Tuesday, Somewhere Between Luncheon and Total Despair

Determined to do something educational today, or at least something that looks good in conversation. Spent the afternoon at the courthouse—yes, me, attending a real, live trial. What is it they say? “Justice is blind”? After today, I’m convinced it’s also deaf and dumb.

Arrived late, naturally. One cannot rush one’s post-lunch powdering. Took my usual seat (the one where my silhouette looks best in profile) and tried to focus. Some nonsense about laboratory-developed tests—LDTs, as they called them. It was all terribly modern and utterly joyless. No one seemed to be wearing the faintest shade of rouge.

The plaintiffs, ACLA and AMP, had a lawyer who looked like he’d walked right off a magazine cover: handsome, but utterly humorless. He stood there, passionately explaining why the FDA’s rules would cost labs billions of dollars and ruin science. Billions! Ruin! Quite theatrical, but without a single good joke. I mean, if you’re going to grandstand, at least give the rest of us a little fun.

And then the FDA’s lawyer took the stage. What a sight. He spoke with the confidence of a man who’s never once doubted himself—and never once been told he should. Something about “protecting public health” and “prevention,” as if we’re all sitting on the edge of calamity, one unregulated test away from doom. 
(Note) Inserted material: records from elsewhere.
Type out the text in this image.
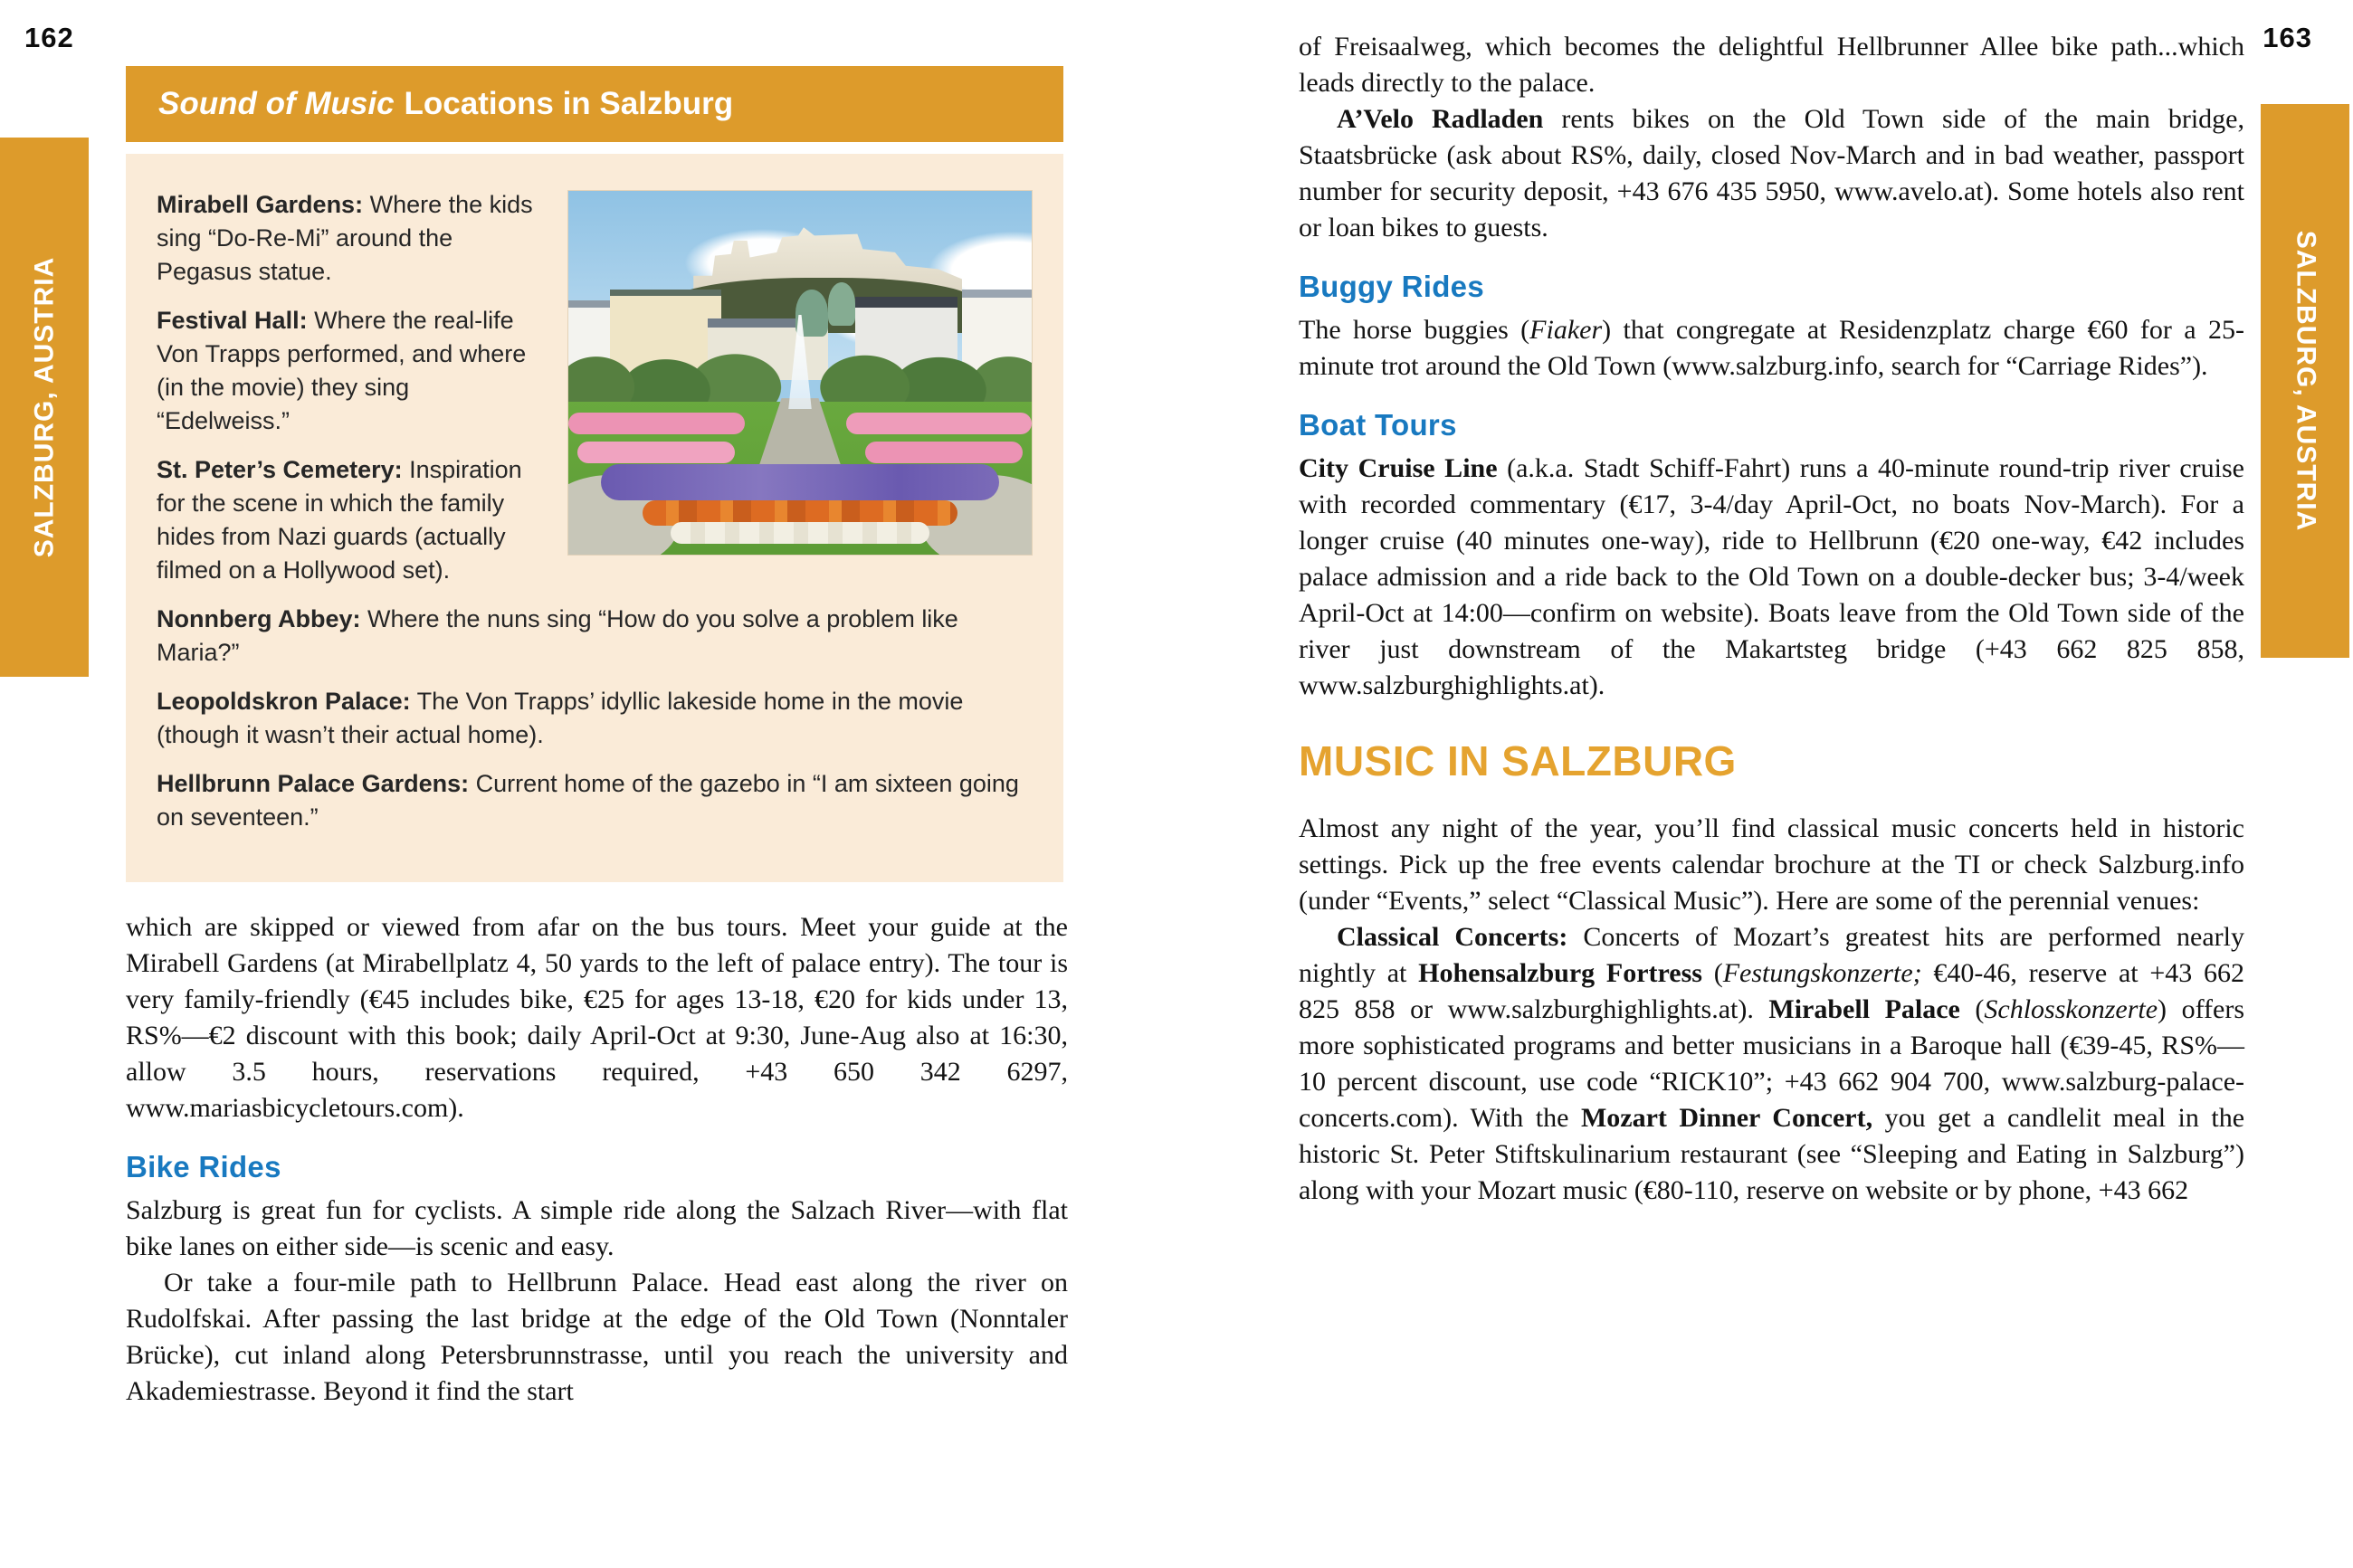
162
SALZBURG, AUSTRIA
Sound of Music Locations in Salzburg

Mirabell Gardens: Where the kids sing “Do-Re-Mi” around the Pegasus statue.

Festival Hall: Where the real-life Von Trapps performed, and where (in the movie) they sing “Edelweiss.”

St. Peter’s Cemetery: Inspiration for the scene in which the family hides from Nazi guards (actually filmed on a Hollywood set).

Nonnberg Abbey: Where the nuns sing “How do you solve a problem like Maria?”

Leopoldskron Palace: The Von Trapps’ idyllic lakeside home in the movie (though it wasn’t their actual home).

Hellbrunn Palace Gardens: Current home of the gazebo in “I am sixteen going on seventeen.”

which are skipped or viewed from afar on the bus tours. Meet your guide at the Mirabell Gardens (at Mirabellplatz 4, 50 yards to the left of palace entry). The tour is very family-friendly (€45 includes bike, €25 for ages 13-18, €20 for kids under 13, RS%—€2 discount with this book; daily April-Oct at 9:30, June-Aug also at 16:30, allow 3.5 hours, reservations required, +43 650 342 6297, www.mariasbicycletours.com).

Bike Rides

Salzburg is great fun for cyclists. A simple ride along the Salzach River—with flat bike lanes on either side—is scenic and easy.

Or take a four-mile path to Hellbrunn Palace. Head east along the river on Rudolfskai. After passing the last bridge at the edge of the Old Town (Nonntaler Brücke), cut inland along Petersbrunnstrasse, until you reach the university and Akademiestrasse. Beyond it find the start

163
SALZBURG, AUSTRIA

of Freisaalweg, which becomes the delightful Hellbrunner Allee bike path...which leads directly to the palace.

A’Velo Radladen rents bikes on the Old Town side of the main bridge, Staatsbrücke (ask about RS%, daily, closed Nov-March and in bad weather, passport number for security deposit, +43 676 435 5950, www.avelo.at). Some hotels also rent or loan bikes to guests.

Buggy Rides

The horse buggies (Fiaker) that congregate at Residenzplatz charge €60 for a 25-minute trot around the Old Town (www.salzburg.info, search for “Carriage Rides”).

Boat Tours

City Cruise Line (a.k.a. Stadt Schiff-Fahrt) runs a 40-minute round-trip river cruise with recorded commentary (€17, 3-4/day April-Oct, no boats Nov-March). For a longer cruise (40 minutes one-way), ride to Hellbrunn (€20 one-way, €42 includes palace admission and a ride back to the Old Town on a double-decker bus; 3-4/week April-Oct at 14:00—confirm on website). Boats leave from the Old Town side of the river just downstream of the Makartsteg bridge (+43 662 825 858, www.salzburghighlights.at).

MUSIC IN SALZBURG

Almost any night of the year, you’ll find classical music concerts held in historic settings. Pick up the free events calendar brochure at the TI or check Salzburg.info (under “Events,” select “Classical Music”). Here are some of the perennial venues:

Classical Concerts: Concerts of Mozart’s greatest hits are performed nearly nightly at Hohensalzburg Fortress (Festungskonzerte; €40-46, reserve at +43 662 825 858 or www.salzburghighlights.at). Mirabell Palace (Schlosskonzerte) offers more sophisticated programs and better musicians in a Baroque hall (€39-45, RS%—10 percent discount, use code “RICK10”; +43 662 904 700, www.salzburg-palace-concerts.com). With the Mozart Dinner Concert, you get a candlelit meal in the historic St. Peter Stiftskulinarium restaurant (see “Sleeping and Eating in Salzburg”) along with your Mozart music (€80-110, reserve on website or by phone, +43 662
I must admit, his overconfidence was almost charming, in the way a badly trained dog is charming, just before it chews your favorite shoe.

At one point, the FDA lawyer tried to explain how a “laboratory process” was somehow the same as a “device.” I half-expected him to argue that a soufflĂ© is a frying pan. Honestly, the only process that needed regulating in that courtroom was his thought process.
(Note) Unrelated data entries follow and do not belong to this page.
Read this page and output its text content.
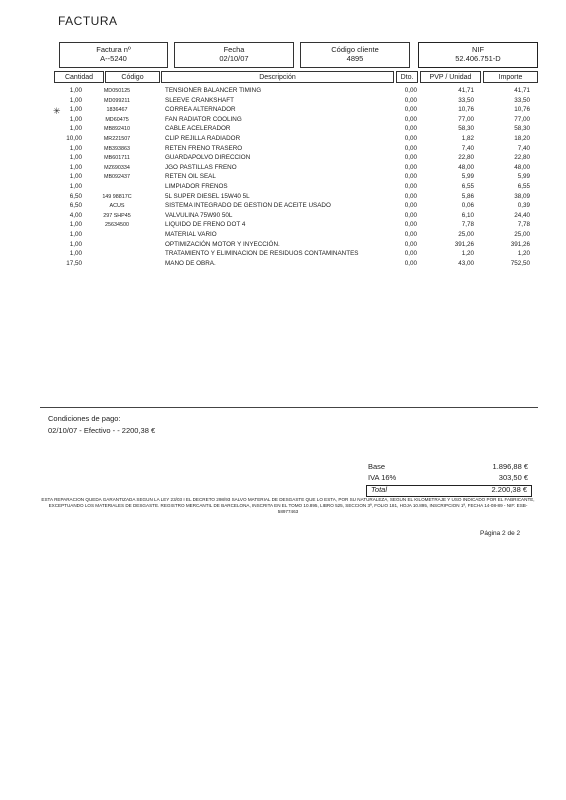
FACTURA
Factura nº
A--5240
Fecha
02/10/07
Código cliente
4895
NIF
52.406.751-D
Cantidad	Código	Descripción	Dto.	PVP / Unidad	Importe
1,00	MD050125	TENSIONER BALANCER TIMING	0,00	41,71	41,71
1,00	MD099211	SLEEVE CRANKSHAFT	0,00	33,50	33,50
1,00	1836467	CORREA ALTERNADOR	0,00	10,76	10,76
1,00	MD60475	FAN RADIATOR COOLING	0,00	77,00	77,00
1,00	MB892410	CABLE ACELERADOR	0,00	58,30	58,30
10,00	MR221507	CLIP REJILLA RADIADOR	0,00	1,82	18,20
1,00	MB393863	RETEN FRENO TRASERO	0,00	7,40	7,40
1,00	MB601711	GUARDAPOLVO DIRECCION	0,00	22,80	22,80
1,00	MZ690334	JGO PASTILLAS FRENO	0,00	48,00	48,00
1,00	MB092437	RETEN OIL SEAL	0,00	5,99	5,99
1,00	LIMPIADOR FRENOS	0,00	6,55	6,55
6,50	149 98817C	5L SUPER DIESEL 15W40 5L	0,00	5,86	38,09
6,50	ACUS	SISTEMA INTEGRADO DE GESTION DE ACEITE USADO	0,00	0,06	0,39
4,00	297 SHP45	VALVULINA 75W90 50L	0,00	6,10	24,40
1,00	25634500	LIQUIDO DE FRENO DOT 4	0,00	7,78	7,78
1,00	MATERIAL VARIO	0,00	25,00	25,00
1,00	OPTIMIZACIÓN MOTOR Y INYECCIÓN.	0,00	391,26	391,26
1,00	TRATAMIENTO Y ELIMINACION DE RESIDUOS CONTAMINANTES	0,00	1,20	1,20
17,50	MANO DE OBRA.	0,00	43,00	752,50
✳
Condiciones de pago:
02/10/07 - Efectivo - - 2200,38 €
Base	1.896,88 €
IVA 16%	303,50 €
Total	2.200,38 €
ESTA REPARACION QUEDA GARANTIZADA SEGUN LA LEY 23/03 I EL DECRETO 298/93 SALVO MATERIAL DE DESGASTE QUE LO ESTA, POR SU NATURALEZA, SEGUN EL KILOMETRAJE Y USO INDICADO POR EL FABRICANTE, EXCEPTUANDO LOS MATERIALES DE DESGASTE. REGISTRO MERCANTIL DE BARCELONA, INSCRITA EN EL TOMO 10.895, LIBRO 525, SECCION 3ª, FOLIO 181, HOJA 10.895, INSCRIPCION 1ª, FECHA 14-08-89 - NIF: ESB-58977463
Página 2 de 2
Finally, the judge—an older gentleman with the kind of face that screams “four bourbons by sundown”—delivered his verdict. He leaned back, looked over his glasses, and declared the FDA’s rule “overreach.” The plaintiffs won. The FDA lost. And just like that, it was over.

The judge even said the word “arbitrary.” I do love that word. It’s just so wonderfully disdainful. “Arbitrary”—as if dismissing the rules of the FDA is no more consequential than sending back cold soup at the Ritz. Which reminds me, lunch was ghastly today. The vinaigrette was so acidic, I nearly filed a grievance.

Anyway, I suppose this courtroom business was interesting, in its way. There was something almost poetic about the whole affair. A great battle between science and bureaucracy. Ideals clashing with red tape. And of course, the government lost—there’s a lesson in there somewhere. Probably. Something about hubris or maybe just the limits of trying to regulate everything under the sun, even things you don’t understand.

Dinner tonight at the DuMonts. I expect the roast will be overcooked and the company underwhelming. What can you do?